Automatisierung ist nichts Neues. Ende des 19. Jahrhunderts fiel mit der Möglichkeit der Stromerzeugung und des elektrischen Antriebs der Startschuss für die zweite industrielle Revolution. Unternehmen konnten ihre Produkte nun in Rekordzeit und damit in Masse an motorisierten Fließbändern produzieren. Am stärksten profitierten die Automobilhersteller, so auch Henry Ford, der heute als Erfinder der Fließbandfertigung gilt. Durch die automatisierte Fertigung konnte er Produktivität und Stückzahlen enorm erhöhen: Die Produktionszeit seines T-Modells verkürzte sich von stolzen 12,5 Stunden auf gerade einmal 90 Minuten. Seitdem ist das Fließband aus der Produktion nicht mehr wegzudenken. Wir meinen, das war nur der Anfang: Die Bedeutung der Automatisierung wird in Zeiten von Industrie 4.0, der vierten industrielle Revolution, weiter steigen. Künstliche Intelligenz und fortschreitende Digitalisierung ermöglichen innovative Automatisierungsmöglichkeiten – auch entlang der Supply Chain.

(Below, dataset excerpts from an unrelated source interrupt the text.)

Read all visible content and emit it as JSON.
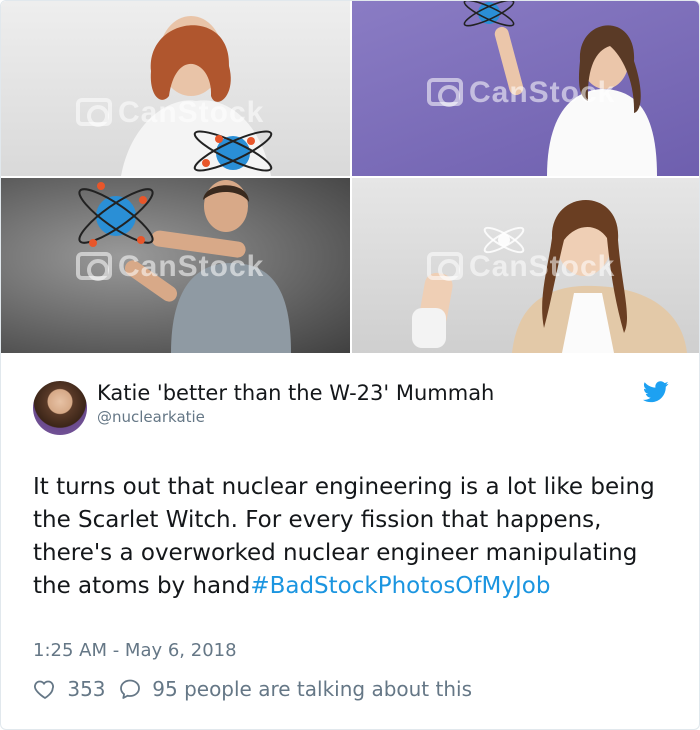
{
  "images": {
    "watermark": "CanStock"
  },
  "tweet": {
    "author_name": "Katie 'better than the W-23' Mummah",
    "author_handle": "@nuclearkatie",
    "text": "It turns out that nuclear engineering is a lot like being the Scarlet Witch. For every fission that happens, there's a overworked nuclear engineer manipulating the atoms by hand",
    "hashtag": "#BadStockPhotosOfMyJob",
    "timestamp": "1:25 AM - May 6, 2018",
    "likes": "353",
    "replies_text": "95 people are talking about this"
  },
  "colors": {
    "twitter_blue": "#1da1f2",
    "hashtag": "#1b95e0",
    "secondary_text": "#657786",
    "primary_text": "#14171a"
  },
  "icons": [
    "heart-icon",
    "reply-icon",
    "twitter-bird-icon"
  ]
}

Von der Einzelautomatisierung hin zur intelligenten Automatisierung

Werfen Sie mit uns einen Blick in die Entwicklungsgeschichte der Automatisierung. Laut dem klassischen Automatisierungsbegriff sind Automaten künstliche Systeme, die selbstständig ein Programm befolgen und dadurch Entscheidungen zur Steuerung und Regelung von Prozessen treffen können. Je nach Umfang dieser Steuerungs- und Regelungsaufgaben unterscheidet man zwischen Teil- oder Vollautomatisierung. Der Grundgedanke ist, durch die maschinelle Unterstützung starrer, wiederkehrender Fertigungsabläufe die Produktivität zu steigern.

Zu Beginn wurden in der Produktionstechnik automatisierte Einzellösungen mit fest definierten Funktionen realisiert. In der weiteren Entwicklung verkettete man diese Einzellösungen zu komplexen Automatisierungslösungen entlang des Produktionsprozesses – der Grundstein für die Vollautomatisierung. Neben den industriellen Prozessen rückte die Lebenswelt des Menschen in den Fokus der Automatisierungstechnik. Automatische Haushaltsgeräte, später auch Assistenzsysteme in Fahrzeugen oder aktuell Serviceroboter, z. B. zum Rasenmähen, nehmen dem Menschen Arbeiten ab, sollen Handlungen sicherer und effizienter machen. Das Problem: Die Funktionalität dieser Automatisierungslösungen muss vorab in Algorithmen eindeutig festgelegt werden. Je mehr Flexibilität im späteren Programmablauf gewünscht ist, desto aufwendiger wird das. Die Lösung liegt in intelligenter Automatisierung: Bei sogenannten adaptiven Automatisierungssystemen wird der Grundalgorithmus durch eine übergeordnete Ebene situationsabhängig modifiziert. Sie passen sich selbstlernend neuen Gegebenheiten an und lösen Problemstellungen eigenständig. Ihr Ziel bleibt dabei immer das Gleiche, nur den Weg dorthin verändern sie. Davon profitiert insbesondere die Industrie. Intelligente Roboter können eine Vielzahl an Dienstleistungen übernehmen, in der Logistik beispielsweise komplexe Sortiertätigkeiten oder den Transport von Gütern innerhalb des Werkes durchführen– letzteres ganz ohne Bodenmarkierungen oder fest definierten Transportweg.

 

Automatisierungsstufen


Verbindung von Automatisierung und Kommunikation

So könnte die Realität von morgen aussehen: Ihr Kunde bestellt, 3D-Drucker greifen die Details auf und fertigen das Produkt. Roboter kommissionieren die Produkte, verpacken sie, verladen sie in und versenden sie mit einem elektrisch angetriebenen, autonomen Truck. Angekommen in der Nähe des Zielkunden, übernehmen Drohnen die letzten Meter des Transports zum Empfänger während der Truck weiter seiner Route folgt.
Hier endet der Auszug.